Prescott, who has worked for the Geisels since 1972, said the author had many unfinished ideas, not all of which resulted in books.
"He called it the bone pile ̶ he'd go and take something out of the bone pile," she said.
Cathy Goldsmith, the author's former art director, has said "What Pet Should I Get?" was probably written between 1958 and 1962.
It features the brother and sister characters introduced in the Dr. Seuss book "One Fish Two Fish Red Fish Blue Fish," which was published in 1960, and centers on their trip to a pet store to pick out a new friend.

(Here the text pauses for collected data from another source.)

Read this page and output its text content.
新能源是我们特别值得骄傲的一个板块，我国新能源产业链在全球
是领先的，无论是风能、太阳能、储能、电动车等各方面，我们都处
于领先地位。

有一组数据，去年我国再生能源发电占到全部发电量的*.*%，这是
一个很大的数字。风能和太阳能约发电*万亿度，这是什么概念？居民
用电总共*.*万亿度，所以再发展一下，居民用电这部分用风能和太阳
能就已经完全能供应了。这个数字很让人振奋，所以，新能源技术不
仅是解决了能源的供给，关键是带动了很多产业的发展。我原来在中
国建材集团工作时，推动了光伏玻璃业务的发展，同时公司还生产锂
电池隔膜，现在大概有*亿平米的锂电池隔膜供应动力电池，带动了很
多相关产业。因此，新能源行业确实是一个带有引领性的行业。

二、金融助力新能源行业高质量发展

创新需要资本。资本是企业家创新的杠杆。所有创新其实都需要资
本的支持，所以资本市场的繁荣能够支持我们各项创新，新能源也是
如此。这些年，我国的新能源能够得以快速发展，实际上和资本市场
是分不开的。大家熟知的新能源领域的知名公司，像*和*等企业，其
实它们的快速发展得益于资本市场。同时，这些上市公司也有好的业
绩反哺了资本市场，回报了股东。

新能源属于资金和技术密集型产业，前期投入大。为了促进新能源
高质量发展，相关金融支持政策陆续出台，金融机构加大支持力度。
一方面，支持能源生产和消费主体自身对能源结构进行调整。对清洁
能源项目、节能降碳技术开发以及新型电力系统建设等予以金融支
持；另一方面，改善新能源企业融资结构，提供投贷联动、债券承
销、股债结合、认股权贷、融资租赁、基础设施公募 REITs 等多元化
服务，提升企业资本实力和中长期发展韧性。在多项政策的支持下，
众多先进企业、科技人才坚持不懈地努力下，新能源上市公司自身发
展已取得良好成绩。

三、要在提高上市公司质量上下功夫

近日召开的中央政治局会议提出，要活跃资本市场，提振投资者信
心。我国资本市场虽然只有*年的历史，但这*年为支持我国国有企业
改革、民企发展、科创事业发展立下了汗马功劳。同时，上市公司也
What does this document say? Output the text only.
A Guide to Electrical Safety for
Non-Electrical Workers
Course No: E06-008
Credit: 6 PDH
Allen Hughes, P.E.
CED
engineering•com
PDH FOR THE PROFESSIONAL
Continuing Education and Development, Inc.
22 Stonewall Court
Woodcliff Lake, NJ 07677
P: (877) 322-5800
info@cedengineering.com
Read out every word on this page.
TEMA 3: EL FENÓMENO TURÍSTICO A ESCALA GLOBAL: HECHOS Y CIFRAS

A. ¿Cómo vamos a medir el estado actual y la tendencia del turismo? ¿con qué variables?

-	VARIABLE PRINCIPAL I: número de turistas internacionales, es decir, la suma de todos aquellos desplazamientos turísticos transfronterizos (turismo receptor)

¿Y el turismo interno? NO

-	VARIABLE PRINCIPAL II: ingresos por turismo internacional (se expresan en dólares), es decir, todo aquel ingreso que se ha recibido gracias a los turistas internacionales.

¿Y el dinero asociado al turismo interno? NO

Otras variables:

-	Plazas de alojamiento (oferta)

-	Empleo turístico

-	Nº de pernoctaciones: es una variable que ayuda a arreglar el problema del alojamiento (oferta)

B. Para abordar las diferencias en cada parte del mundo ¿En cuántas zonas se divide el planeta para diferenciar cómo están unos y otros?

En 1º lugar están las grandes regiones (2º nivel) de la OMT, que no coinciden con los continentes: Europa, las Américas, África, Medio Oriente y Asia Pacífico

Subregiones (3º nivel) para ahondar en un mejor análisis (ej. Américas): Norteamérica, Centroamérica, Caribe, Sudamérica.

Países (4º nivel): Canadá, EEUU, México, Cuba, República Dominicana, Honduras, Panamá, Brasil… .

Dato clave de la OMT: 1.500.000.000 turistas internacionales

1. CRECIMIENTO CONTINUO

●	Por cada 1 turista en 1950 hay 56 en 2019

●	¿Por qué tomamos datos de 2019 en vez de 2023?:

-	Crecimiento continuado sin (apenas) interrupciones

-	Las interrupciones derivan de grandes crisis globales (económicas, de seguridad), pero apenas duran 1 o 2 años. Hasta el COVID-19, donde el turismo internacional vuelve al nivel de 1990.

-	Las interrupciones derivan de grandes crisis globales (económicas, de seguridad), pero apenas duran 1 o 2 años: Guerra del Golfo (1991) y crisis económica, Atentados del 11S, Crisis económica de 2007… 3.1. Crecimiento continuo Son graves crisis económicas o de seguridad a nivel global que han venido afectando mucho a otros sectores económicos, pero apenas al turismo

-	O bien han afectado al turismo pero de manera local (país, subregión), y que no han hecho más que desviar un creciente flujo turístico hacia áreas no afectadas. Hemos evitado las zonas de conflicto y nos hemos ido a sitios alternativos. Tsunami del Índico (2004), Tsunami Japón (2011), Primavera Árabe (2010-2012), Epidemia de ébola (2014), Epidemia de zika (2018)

Geisel, who began publishing books as Dr. Seuss in 1931, wrote and illustrated more than 45 books, including "The Cat in the Hat," "Green Eggs and Ham" and "How the Grinch Stole Christmas," before his death at the age of 87.
More than 650 million copies of his works have been sold worldwide.
Three other books have been published since Geisel died, but this is only the second where all the work was done by Geisel ̶ except coloring the characters, which was done by Goldsmith.